Una de las noticias de la semana ha venido del norte (véase Kriptópolis). El gobierno noruego veta el uso de formatos propietarios en las comunicaciones entre ciudadanos y la administración pública. Simplemente se trata de una decisión consecuente y «de mínimos» en lo que a administración electrónica se refiere. Hay que recalcar que estamos hablando del uso de formatos y estándares abiertos, que no implican necesariamente el uso de software libre ni por la administración ni por los ciudadanos (por lo tanto no cabe hablar de fundamentalismo), sino de usar un idioma común y consensuado por las dos partes software implicadas en el tema. El uso de estándares abiertos, aprobados y controlados por organiaciones independientes son indispensables para la libertad de elección de software para los ciudadanos: poder hacer la declaración desde Linux, enviar un escrito realizado con OpenOffice.org o hacerlo también desde Windows y Office. Esa es la ventaja de un estándar abierto, que cualquier (incluso Microsoft) puede implementarlo y utilizarlo sin pagar por ello.
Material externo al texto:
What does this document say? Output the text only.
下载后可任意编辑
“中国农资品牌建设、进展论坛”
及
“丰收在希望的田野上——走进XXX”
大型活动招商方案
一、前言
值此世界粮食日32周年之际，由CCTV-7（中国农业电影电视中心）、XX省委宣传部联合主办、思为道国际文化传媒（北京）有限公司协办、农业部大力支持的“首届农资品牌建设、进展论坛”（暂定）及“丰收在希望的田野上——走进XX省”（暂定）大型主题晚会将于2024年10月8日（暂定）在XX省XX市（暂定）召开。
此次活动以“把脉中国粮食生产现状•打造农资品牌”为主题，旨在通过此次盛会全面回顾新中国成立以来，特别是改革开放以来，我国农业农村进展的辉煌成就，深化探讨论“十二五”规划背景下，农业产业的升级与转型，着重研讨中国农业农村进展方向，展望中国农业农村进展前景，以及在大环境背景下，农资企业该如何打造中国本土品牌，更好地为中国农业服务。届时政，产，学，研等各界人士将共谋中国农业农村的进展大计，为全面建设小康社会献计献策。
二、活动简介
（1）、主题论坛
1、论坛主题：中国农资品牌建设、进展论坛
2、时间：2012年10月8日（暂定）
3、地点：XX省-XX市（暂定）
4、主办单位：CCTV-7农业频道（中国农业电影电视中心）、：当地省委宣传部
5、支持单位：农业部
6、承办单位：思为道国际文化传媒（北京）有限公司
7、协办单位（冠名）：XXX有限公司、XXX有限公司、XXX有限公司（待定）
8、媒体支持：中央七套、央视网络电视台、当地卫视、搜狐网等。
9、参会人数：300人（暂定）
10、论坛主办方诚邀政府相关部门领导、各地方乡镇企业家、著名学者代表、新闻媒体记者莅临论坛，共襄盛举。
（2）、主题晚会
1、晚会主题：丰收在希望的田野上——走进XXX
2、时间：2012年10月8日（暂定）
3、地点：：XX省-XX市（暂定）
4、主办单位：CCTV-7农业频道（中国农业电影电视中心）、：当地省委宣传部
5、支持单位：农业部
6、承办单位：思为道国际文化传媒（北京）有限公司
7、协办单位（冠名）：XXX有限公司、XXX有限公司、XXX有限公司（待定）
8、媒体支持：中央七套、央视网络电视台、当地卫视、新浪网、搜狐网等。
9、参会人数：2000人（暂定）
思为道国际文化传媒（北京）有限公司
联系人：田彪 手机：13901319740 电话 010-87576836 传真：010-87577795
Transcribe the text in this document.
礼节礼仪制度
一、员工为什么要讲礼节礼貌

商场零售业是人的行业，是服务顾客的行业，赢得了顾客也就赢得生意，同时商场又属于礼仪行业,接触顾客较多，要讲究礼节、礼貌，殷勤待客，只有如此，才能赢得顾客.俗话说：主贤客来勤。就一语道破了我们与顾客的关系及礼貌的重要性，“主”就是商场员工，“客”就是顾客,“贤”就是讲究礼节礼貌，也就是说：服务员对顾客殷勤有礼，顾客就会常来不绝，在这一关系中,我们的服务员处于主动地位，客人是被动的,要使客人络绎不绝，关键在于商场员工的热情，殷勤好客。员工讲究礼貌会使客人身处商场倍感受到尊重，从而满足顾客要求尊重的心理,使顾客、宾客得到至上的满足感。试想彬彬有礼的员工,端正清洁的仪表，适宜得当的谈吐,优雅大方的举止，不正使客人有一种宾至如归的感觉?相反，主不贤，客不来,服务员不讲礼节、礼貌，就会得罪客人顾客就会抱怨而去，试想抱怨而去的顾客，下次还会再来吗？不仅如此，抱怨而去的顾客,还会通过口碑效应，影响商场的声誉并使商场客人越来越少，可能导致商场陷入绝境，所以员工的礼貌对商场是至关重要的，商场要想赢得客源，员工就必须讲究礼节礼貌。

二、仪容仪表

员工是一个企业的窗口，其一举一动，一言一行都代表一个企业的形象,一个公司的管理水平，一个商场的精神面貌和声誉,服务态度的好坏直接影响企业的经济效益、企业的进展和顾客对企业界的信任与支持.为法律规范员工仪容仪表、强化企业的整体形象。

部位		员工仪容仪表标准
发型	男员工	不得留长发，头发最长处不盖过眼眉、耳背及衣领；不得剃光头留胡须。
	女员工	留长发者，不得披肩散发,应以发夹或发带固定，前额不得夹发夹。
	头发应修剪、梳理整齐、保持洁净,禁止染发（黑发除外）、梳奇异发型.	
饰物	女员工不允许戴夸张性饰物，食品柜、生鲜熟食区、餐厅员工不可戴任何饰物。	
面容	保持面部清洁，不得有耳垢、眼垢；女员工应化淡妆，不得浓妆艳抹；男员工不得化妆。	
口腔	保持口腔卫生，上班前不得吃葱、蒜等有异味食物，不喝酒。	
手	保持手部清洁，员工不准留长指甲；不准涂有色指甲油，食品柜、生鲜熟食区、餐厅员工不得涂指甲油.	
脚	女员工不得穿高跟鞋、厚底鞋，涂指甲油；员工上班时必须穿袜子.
Por eso no basta con publicar y permitir el uso de los formatos de Office, los estándares utilizados en una administración pública han de estar controlados por organizaciones independientes, para que su acceso y evolución no dependa del criterio de una de las empresas interesadas. ¿O alguien entendería que publicaran sus páginas sólo para un navegador? ¿o que tuvieran un aparcamiento en los que sólo entrasen un tipo concreto de coche?.